Analytics architecture - Data Warehousing on AWS

This whitepaper is for historical reference only. Some content might be outdated and some links might not be available.

Analytics architecture

Analytics pipelines are designed to handle large volumes of incoming streams of data from heterogeneous sources such as databases, applications, and devices.

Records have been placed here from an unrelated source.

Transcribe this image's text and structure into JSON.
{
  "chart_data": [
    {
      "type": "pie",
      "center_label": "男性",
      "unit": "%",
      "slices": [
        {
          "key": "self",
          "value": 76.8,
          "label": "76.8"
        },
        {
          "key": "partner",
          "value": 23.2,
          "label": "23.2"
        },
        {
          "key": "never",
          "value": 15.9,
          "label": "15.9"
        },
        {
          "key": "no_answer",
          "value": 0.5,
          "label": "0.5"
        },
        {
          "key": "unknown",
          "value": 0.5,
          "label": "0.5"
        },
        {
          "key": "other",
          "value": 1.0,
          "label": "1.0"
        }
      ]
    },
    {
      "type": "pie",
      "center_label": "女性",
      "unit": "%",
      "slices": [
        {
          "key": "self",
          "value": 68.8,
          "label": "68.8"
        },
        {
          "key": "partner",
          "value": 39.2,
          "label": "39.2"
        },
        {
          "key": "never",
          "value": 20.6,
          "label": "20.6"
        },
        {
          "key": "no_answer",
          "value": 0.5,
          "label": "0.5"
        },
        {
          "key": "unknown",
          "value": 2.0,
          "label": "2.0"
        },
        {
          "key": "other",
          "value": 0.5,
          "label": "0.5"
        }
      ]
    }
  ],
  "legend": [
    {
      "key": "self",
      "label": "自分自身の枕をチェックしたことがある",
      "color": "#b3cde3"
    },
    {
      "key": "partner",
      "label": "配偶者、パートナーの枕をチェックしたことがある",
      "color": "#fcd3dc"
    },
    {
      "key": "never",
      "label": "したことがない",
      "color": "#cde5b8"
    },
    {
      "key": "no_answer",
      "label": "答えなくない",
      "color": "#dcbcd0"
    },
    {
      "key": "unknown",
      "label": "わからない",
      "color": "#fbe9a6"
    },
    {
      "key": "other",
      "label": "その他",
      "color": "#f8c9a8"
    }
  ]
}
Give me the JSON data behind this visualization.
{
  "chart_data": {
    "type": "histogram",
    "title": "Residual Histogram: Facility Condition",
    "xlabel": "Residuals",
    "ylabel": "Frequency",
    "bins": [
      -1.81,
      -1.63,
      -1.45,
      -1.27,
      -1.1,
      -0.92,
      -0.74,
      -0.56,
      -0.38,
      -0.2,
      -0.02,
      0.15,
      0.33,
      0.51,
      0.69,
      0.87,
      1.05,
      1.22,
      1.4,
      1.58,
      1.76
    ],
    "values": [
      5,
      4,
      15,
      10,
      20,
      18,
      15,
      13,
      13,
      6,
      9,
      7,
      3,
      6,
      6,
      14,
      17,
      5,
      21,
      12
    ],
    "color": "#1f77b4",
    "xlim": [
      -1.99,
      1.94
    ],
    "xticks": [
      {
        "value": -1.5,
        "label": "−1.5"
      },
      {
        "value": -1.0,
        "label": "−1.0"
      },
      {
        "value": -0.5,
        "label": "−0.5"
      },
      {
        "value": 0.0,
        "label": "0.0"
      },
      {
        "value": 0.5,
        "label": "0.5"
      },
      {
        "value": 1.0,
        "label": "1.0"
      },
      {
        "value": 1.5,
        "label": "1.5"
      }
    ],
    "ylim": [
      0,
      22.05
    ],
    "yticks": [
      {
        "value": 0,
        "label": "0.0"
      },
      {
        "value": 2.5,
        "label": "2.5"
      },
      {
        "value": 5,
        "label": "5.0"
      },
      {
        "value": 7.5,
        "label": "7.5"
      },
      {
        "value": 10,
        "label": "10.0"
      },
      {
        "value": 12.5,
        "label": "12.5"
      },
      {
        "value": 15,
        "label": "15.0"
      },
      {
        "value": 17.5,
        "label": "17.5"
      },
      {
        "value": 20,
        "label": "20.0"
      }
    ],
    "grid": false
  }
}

A typical analytics pipeline has the following stages:

  1. Collect data

  2. Store the data

  3. Process the data

  4. Analyze and visualize the data

Analytics Pipeline

Analytics pipeline

Data collection

At the data collection stage, consider that you probably have different types of data, such as transactional data, log data, streaming data, and Internet of Things (IoT) data. AWS provides solutions for data storage for each of these types of data.

Log data

Reliably capturing system-generated logs helps you troubleshoot issues, conduct audits, and perform analytics using the information stored in the logs. Amazon S3 is a popular storage solution for non-transactional data, such as log data, that is used for analytics. Because it provides 99.999999999 percent durability, S3 is also a popular archival solution.

Streaming data

Web applications, mobile devices, and many software applications and services can generate staggering amounts of streaming data—sometimes terabytes per hour—that need to be collected, stored, and processed continuously. Using Amazon Kinesis services, you can do that simply and at a low cost. Alternatively, you can use Amazon Managed Streaming for Apache Kafka (Amazon MSK) to run applications that use Apache Kafka to process streaming data. With Amazon MSK, you can use native Apache Kafka application programming interfaces (APIs) to populate data lakes, stream changes to and from databases, and power ML and analytics applications.

IoT data

Devices and sensors around the world send messages continuously. Enterprises today need to capture this data and derive intelligence from it. Using AWS IoT, connected devices interact easily and securely with the AWS Cloud. Use AWS IoT to leverage AWS services like AWS Lambda, Amazon Kinesis Services, Amazon S3, Amazon Machine Learning, and Amazon DynamoDB to build applications that gather, process, analyze, and act on IoT data, without having to manage any infrastructure.